Almost no one has a formula for choosing a leader. Usually we acquire them through relationships, either by recommendation of a person we trust or through personal experience of the leader’s care, character or competence. Once trust is established we rarely reevaluate. The worst leaders mix charisma with coercion. They convert people to their cause and weave a web of rewards, threats, peer pressure and shame to keep them. In the context of exposing some negative leaders, Jesus said,

Do not be called leaders ((Kathegetes is a leader who guides.)); for One is your Leader, that is, Christ. (Matthew 23:10)

This seems a rather pernickety teaching. Today we ignore it most of the time and call many people “leader”. There may be several reasons for Jesus’ instruction.

The scribes and Pharisees used this title (and the other titles mentioned, Rabbi and Father). The basis for their position, the Law of Moses, was sound, but their example was negative. They did not live what they taught. They did not serve people by helping to lighten their heavy loads. They exalted themselves and treasured the responses of people more than their own integrity before God. Jesus called them foolish and blind guides1, who misled people and shut off the kingdom of heaven from men. They either created a false impression of God or they distracted attention from God.

Perhaps the latter is the biggest problem. Central to the gospel message is the fact that Jesus restored our relationship with heavenly Father. It is our inheritance to hear His voice and be guided by Him. When someone takes the position of leader, guide or teacher they run the risk of becoming a substitute for God. Some people become lazy. Instead of seeking truth and direction from God they assign that role to human leaders and simply follow them. It is more comfortable to live under their dull light. It allows people to live the life they choose, claiming, “We’re only human”. To reject substitutes for the bright light of Christ requires a commitment to growing as children of the Father.

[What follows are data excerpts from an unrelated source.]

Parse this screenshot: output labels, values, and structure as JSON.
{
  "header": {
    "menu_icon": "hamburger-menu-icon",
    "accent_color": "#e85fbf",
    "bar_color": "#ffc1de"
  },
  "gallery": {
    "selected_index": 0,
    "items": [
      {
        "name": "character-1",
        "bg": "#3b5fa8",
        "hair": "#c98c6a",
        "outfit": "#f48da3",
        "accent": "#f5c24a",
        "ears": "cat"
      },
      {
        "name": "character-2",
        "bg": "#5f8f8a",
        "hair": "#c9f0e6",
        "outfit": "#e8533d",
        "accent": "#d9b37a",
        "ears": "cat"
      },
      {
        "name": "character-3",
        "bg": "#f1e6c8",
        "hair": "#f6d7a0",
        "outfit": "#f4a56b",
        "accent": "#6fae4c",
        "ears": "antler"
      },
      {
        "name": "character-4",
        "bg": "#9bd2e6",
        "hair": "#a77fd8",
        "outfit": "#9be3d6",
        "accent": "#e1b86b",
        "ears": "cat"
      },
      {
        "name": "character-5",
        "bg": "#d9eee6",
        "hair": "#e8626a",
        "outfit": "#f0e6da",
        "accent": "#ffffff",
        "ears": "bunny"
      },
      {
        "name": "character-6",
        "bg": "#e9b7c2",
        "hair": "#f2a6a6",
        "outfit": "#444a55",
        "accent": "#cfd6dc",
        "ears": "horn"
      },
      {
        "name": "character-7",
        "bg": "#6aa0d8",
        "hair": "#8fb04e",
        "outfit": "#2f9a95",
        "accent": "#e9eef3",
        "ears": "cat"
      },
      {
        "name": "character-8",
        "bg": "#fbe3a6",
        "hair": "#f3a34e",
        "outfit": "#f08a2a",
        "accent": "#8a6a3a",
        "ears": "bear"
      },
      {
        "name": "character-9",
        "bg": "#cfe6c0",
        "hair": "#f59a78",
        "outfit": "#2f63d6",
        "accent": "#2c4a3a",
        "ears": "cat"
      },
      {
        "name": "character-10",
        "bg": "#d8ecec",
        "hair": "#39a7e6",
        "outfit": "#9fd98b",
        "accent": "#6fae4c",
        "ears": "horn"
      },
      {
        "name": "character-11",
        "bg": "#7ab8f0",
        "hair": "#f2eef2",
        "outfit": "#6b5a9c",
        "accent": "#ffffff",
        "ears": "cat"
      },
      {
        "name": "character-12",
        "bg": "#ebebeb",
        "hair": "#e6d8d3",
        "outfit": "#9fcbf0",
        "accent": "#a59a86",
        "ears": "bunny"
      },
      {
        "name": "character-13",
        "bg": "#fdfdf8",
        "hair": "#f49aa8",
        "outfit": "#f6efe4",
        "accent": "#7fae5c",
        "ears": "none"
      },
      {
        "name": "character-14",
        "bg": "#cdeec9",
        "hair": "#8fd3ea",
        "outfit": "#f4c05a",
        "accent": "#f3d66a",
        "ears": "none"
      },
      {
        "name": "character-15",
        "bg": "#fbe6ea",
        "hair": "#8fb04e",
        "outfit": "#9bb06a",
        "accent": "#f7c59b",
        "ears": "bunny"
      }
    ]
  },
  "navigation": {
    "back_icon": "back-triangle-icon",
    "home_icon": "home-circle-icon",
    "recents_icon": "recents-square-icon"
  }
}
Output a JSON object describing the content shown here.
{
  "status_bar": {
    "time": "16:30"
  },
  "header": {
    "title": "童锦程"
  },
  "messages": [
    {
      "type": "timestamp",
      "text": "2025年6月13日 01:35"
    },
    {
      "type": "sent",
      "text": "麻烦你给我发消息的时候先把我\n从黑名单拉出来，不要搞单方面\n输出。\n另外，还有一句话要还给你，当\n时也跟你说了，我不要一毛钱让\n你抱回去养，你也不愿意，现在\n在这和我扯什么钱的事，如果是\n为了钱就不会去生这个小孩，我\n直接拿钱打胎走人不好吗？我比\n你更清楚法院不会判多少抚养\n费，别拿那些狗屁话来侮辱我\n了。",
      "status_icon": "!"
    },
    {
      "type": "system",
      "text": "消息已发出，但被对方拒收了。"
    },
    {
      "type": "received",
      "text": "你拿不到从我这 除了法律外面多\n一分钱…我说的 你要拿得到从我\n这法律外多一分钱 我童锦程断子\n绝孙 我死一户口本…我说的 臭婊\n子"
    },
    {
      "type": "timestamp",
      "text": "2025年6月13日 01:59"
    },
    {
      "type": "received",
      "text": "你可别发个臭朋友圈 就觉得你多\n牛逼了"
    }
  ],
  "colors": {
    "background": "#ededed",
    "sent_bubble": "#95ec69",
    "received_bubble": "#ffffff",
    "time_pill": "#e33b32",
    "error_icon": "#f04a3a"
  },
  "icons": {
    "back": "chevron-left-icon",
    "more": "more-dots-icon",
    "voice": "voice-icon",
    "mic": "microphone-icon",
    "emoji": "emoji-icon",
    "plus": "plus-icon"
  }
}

So is there such a thing as healthy leadership? Other words are translated “leader” in teaching about the church. Surely a key role of pastors, facilitators, or directors is to train and encourage everyone to hear the Lord for themselves and for the group. Then there is the additional responsibility of discerning and deciding what is biblical, what the overarching message is and how to act on it. Healthy leaders follow Jesus’ lead and always point their followers to do the same. Paul said it: “Be imitators of me, just as I also am of Christ.” (1 Cor. 11:1) Choose leaders who have that attitude; and be a leader who gives deference to Christ.